The most unique thing about cooking in a tandoor is the smoky flavour that the food gets making it tastier. Moreover it is a healthy way of cooking since minimum fat is required and the food generally gets cooked in its own juices thus retaining its natural flavours.
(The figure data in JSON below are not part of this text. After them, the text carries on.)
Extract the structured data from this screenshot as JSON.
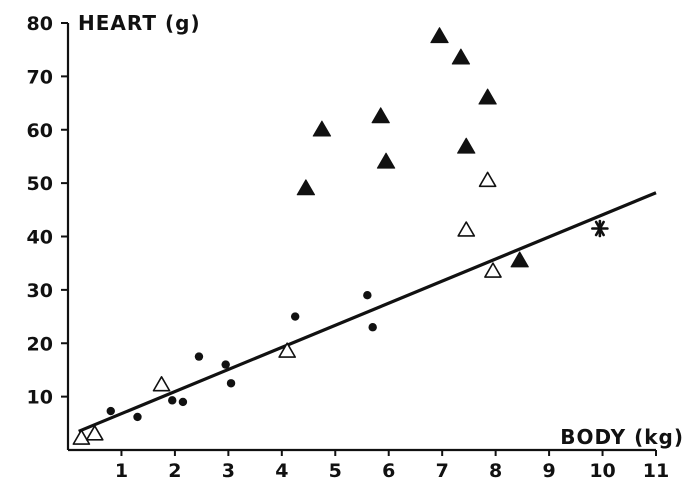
{
  "chart_data": {
    "type": "scatter",
    "xlabel": "BODY (kg)",
    "ylabel": "HEART (g)",
    "xlim": [
      0,
      11
    ],
    "ylim": [
      0,
      80
    ],
    "x_ticks": [
      1,
      2,
      3,
      4,
      5,
      6,
      7,
      8,
      9,
      10,
      11
    ],
    "y_ticks": [
      10,
      20,
      30,
      40,
      50,
      60,
      70,
      80
    ],
    "grid": false,
    "series": [
      {
        "marker": "filled-circle",
        "points": [
          [
            0.8,
            7.3
          ],
          [
            1.3,
            6.2
          ],
          [
            1.95,
            9.3
          ],
          [
            2.15,
            9.0
          ],
          [
            2.45,
            17.5
          ],
          [
            2.95,
            16.0
          ],
          [
            3.05,
            12.5
          ],
          [
            4.25,
            25.0
          ],
          [
            5.6,
            29.0
          ],
          [
            5.7,
            23.0
          ]
        ]
      },
      {
        "marker": "open-triangle",
        "points": [
          [
            0.25,
            2.2
          ],
          [
            0.5,
            3.0
          ],
          [
            1.75,
            12.2
          ],
          [
            4.1,
            18.5
          ],
          [
            7.45,
            41.2
          ],
          [
            7.85,
            50.5
          ],
          [
            7.95,
            33.5
          ]
        ]
      },
      {
        "marker": "filled-triangle",
        "points": [
          [
            4.45,
            49.0
          ],
          [
            4.75,
            60.0
          ],
          [
            5.85,
            62.5
          ],
          [
            5.95,
            54.0
          ],
          [
            6.95,
            77.5
          ],
          [
            7.35,
            73.5
          ],
          [
            7.45,
            56.8
          ],
          [
            7.85,
            66.0
          ],
          [
            8.45,
            35.5
          ]
        ]
      },
      {
        "marker": "asterisk",
        "points": [
          [
            9.95,
            41.5
          ]
        ]
      }
    ],
    "trend_line": {
      "from": [
        0.2,
        3.5
      ],
      "to": [
        11.0,
        48.2
      ]
    }
  }
}
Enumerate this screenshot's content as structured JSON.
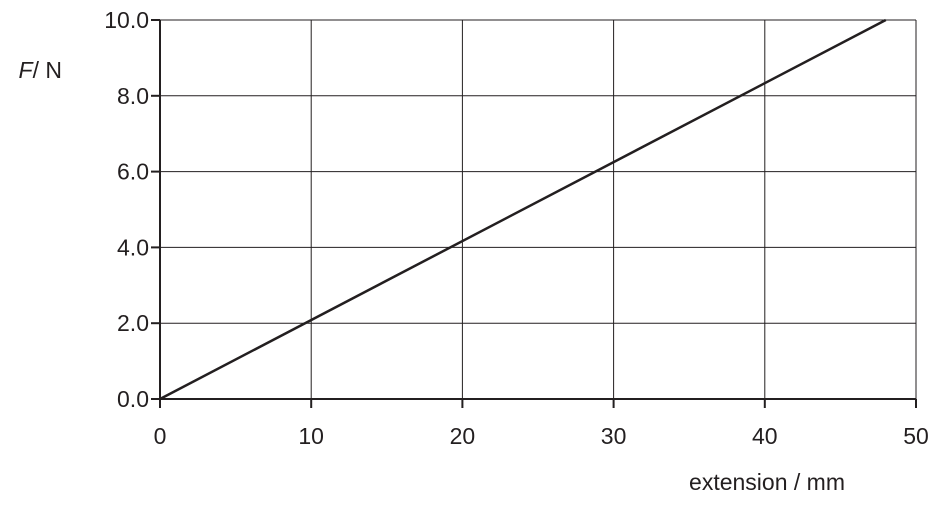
{
  "chart_data": {
    "type": "line",
    "title": "",
    "ylabel_symbol": "F",
    "ylabel_unit": "/ N",
    "xlabel": "extension / mm",
    "xlim": [
      0,
      50
    ],
    "ylim": [
      0,
      10
    ],
    "x_ticks": [
      0,
      10,
      20,
      30,
      40,
      50
    ],
    "x_tick_labels": [
      "0",
      "10",
      "20",
      "30",
      "40",
      "50"
    ],
    "y_ticks": [
      0,
      2,
      4,
      6,
      8,
      10
    ],
    "y_tick_labels": [
      "0.0",
      "2.0",
      "4.0",
      "6.0",
      "8.0",
      "10.0"
    ],
    "grid": true,
    "series": [
      {
        "x": [
          0,
          48
        ],
        "y": [
          0,
          10
        ]
      }
    ]
  },
  "colors": {
    "ink": "#231f20",
    "background": "#ffffff"
  }
}
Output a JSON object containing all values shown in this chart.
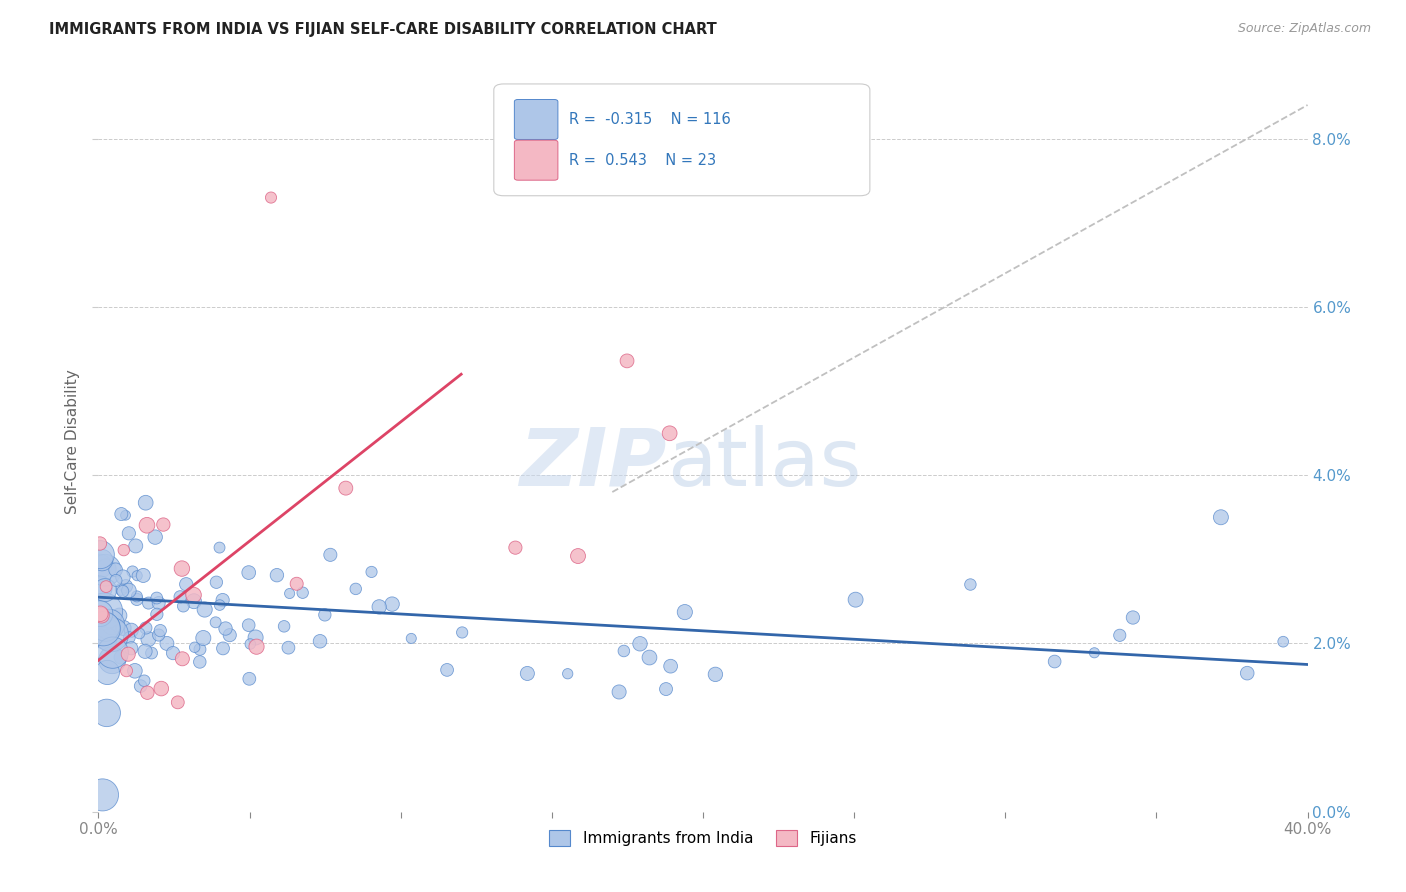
{
  "title": "IMMIGRANTS FROM INDIA VS FIJIAN SELF-CARE DISABILITY CORRELATION CHART",
  "source": "Source: ZipAtlas.com",
  "ylabel": "Self-Care Disability",
  "xlim": [
    0.0,
    40.0
  ],
  "ylim": [
    0.0,
    8.8
  ],
  "legend_blue_R": "-0.315",
  "legend_blue_N": "116",
  "legend_pink_R": "0.543",
  "legend_pink_N": "23",
  "legend_label_blue": "Immigrants from India",
  "legend_label_pink": "Fijians",
  "blue_color": "#aec6e8",
  "blue_line_color": "#3366aa",
  "blue_edge_color": "#5588cc",
  "pink_color": "#f4b8c4",
  "pink_line_color": "#dd4466",
  "pink_edge_color": "#dd6688",
  "dashed_line_color": "#c0c0c0",
  "grid_color": "#cccccc",
  "right_tick_color": "#5599cc",
  "title_color": "#222222",
  "source_color": "#999999",
  "ylabel_color": "#666666",
  "xtick_color": "#888888",
  "blue_line_start_y": 2.55,
  "blue_line_end_y": 1.75,
  "pink_line_start_y": 1.8,
  "pink_line_end_y": 5.2,
  "pink_line_end_x": 12.0,
  "dashed_start_x": 17.0,
  "dashed_start_y": 3.8,
  "dashed_end_x": 40.0,
  "dashed_end_y": 8.4
}
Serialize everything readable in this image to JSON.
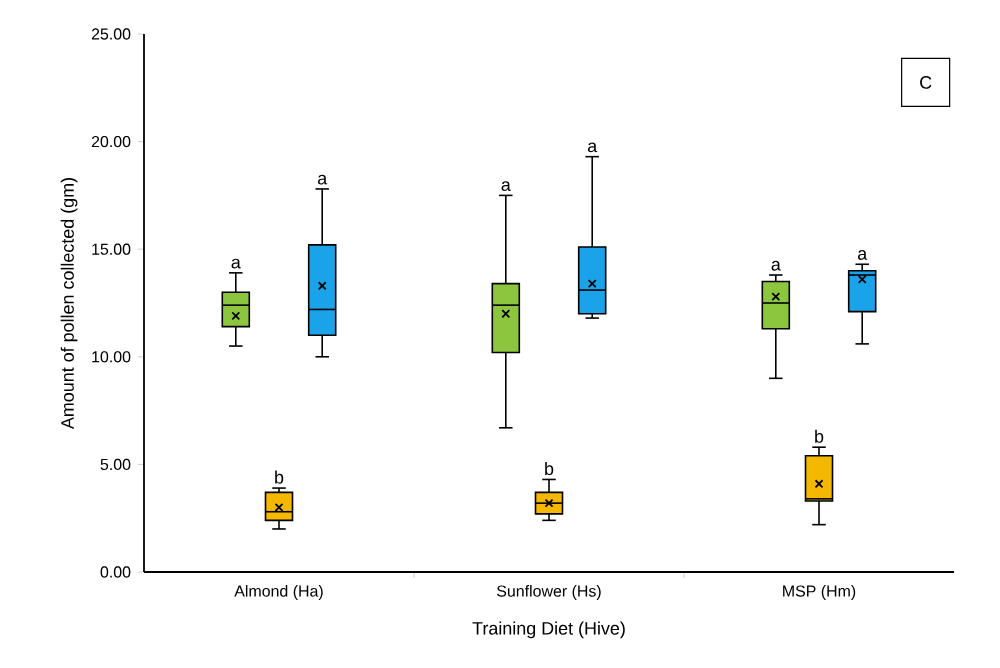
{
  "chart_data": {
    "type": "box",
    "xlabel": "Training Diet (Hive)",
    "ylabel": "Amount of pollen collected (gm)",
    "categories": [
      "Almond (Ha)",
      "Sunflower (Hs)",
      "MSP (Hm)"
    ],
    "ylim": [
      0,
      25
    ],
    "yticks": [
      {
        "value": 0,
        "label": "0.00"
      },
      {
        "value": 5,
        "label": "5.00"
      },
      {
        "value": 10,
        "label": "10.00"
      },
      {
        "value": 15,
        "label": "15.00"
      },
      {
        "value": 20,
        "label": "20.00"
      },
      {
        "value": 25,
        "label": "25.00"
      }
    ],
    "series": [
      {
        "color": "#8cc63f",
        "boxes": [
          {
            "low": 10.5,
            "q1": 11.4,
            "median": 12.4,
            "q3": 13.0,
            "high": 13.9,
            "mean": 11.9
          },
          {
            "low": 6.7,
            "q1": 10.2,
            "median": 12.4,
            "q3": 13.4,
            "high": 17.5,
            "mean": 12.0
          },
          {
            "low": 9.0,
            "q1": 11.3,
            "median": 12.5,
            "q3": 13.5,
            "high": 13.8,
            "mean": 12.8
          }
        ]
      },
      {
        "color": "#f5b800",
        "boxes": [
          {
            "low": 2.0,
            "q1": 2.4,
            "median": 2.8,
            "q3": 3.7,
            "high": 3.9,
            "mean": 3.0
          },
          {
            "low": 2.4,
            "q1": 2.7,
            "median": 3.2,
            "q3": 3.7,
            "high": 4.3,
            "mean": 3.2
          },
          {
            "low": 2.2,
            "q1": 3.3,
            "median": 3.4,
            "q3": 5.4,
            "high": 5.8,
            "mean": 4.1
          }
        ]
      },
      {
        "color": "#1aa3e8",
        "boxes": [
          {
            "low": 10.0,
            "q1": 11.0,
            "median": 12.2,
            "q3": 15.2,
            "high": 17.8,
            "mean": 13.3
          },
          {
            "low": 11.8,
            "q1": 12.0,
            "median": 13.1,
            "q3": 15.1,
            "high": 19.3,
            "mean": 13.4
          },
          {
            "low": 10.6,
            "q1": 12.1,
            "median": 13.8,
            "q3": 14.0,
            "high": 14.3,
            "mean": 13.6
          }
        ]
      }
    ],
    "annotations": [
      "a",
      "b",
      "a",
      "a",
      "b",
      "a",
      "a",
      "b",
      "a",
      "C"
    ],
    "grid": false
  }
}
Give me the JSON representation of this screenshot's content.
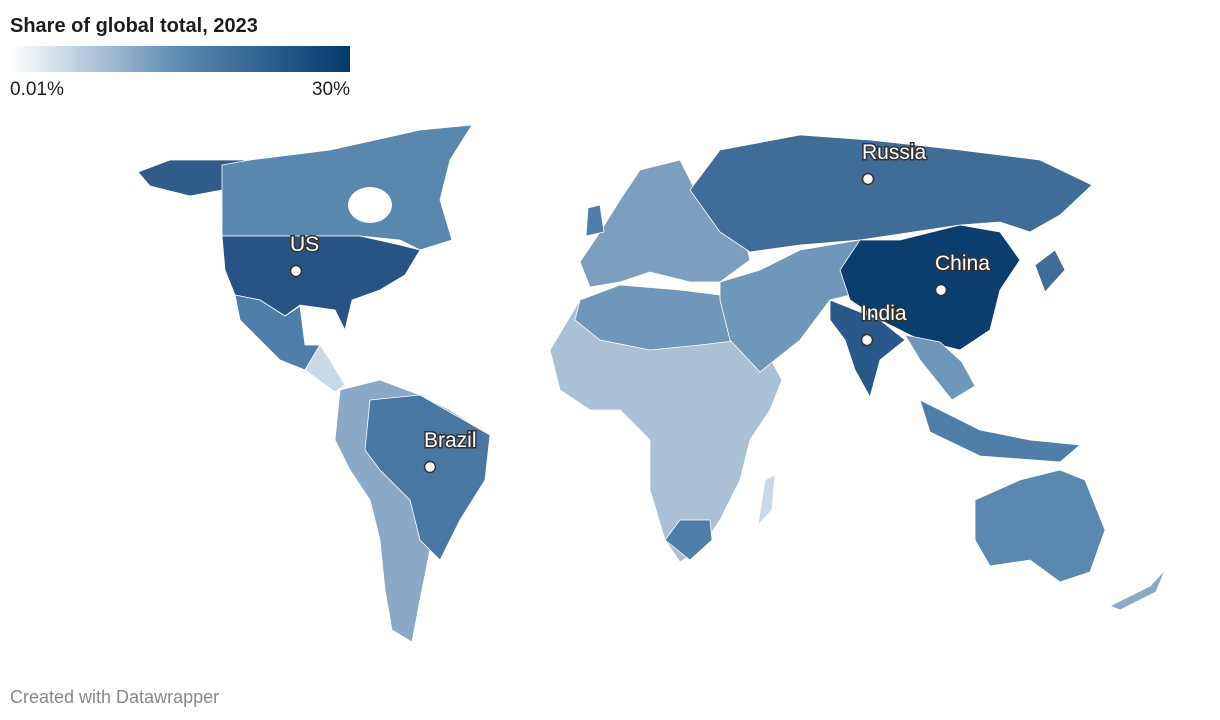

Besides it is not only easy to digest, it is also very hygienic.  In conclusion one can safely say that it is through tandoori cooking that Indian cuisine first got globally acknowledged.

For more recipes related to Methi Parantha checkout Methi Puri, Methi Missi Roti, Methi Parantha, Methi Thepla . You can also find more Breads recipes like Kulcha, Fresh Mini Pita, Konkani Kulche, Oriental Style Stir-Fried Veg Parantha.

Prep Time : 26-30 minutes

Cook time : 6-10 minutes

Serve : 4

Level Of Cooking : Moderate

Taste : Mild

Ingredients for Methi Parantha Recipe

  • Fenugreek Leaves chopped 1 cup

  • Wholewheat Flour 1 cup

  • Gram flour (besan) 1/2 cup

  • Salt to taste

  • Red chilli powder 1 teaspoon

  • Ripe banana 1/2

  • Ghee 3 tablespoons

  • Yogurt 1/2 cup

  • Oil 4 tablespoons

Method

Step 1

Sift wholewheat flour along with gram flour, salt and red chilli powder into a bowl. Peel and mash the banana. Add the fenugreek leaves, ghee and yogurt to the flours and mix well.

Step 2

Add the banana, two tablespoons of oil and knead into a stiff dough. Keep it covered with a damp cloth for about twenty minutes.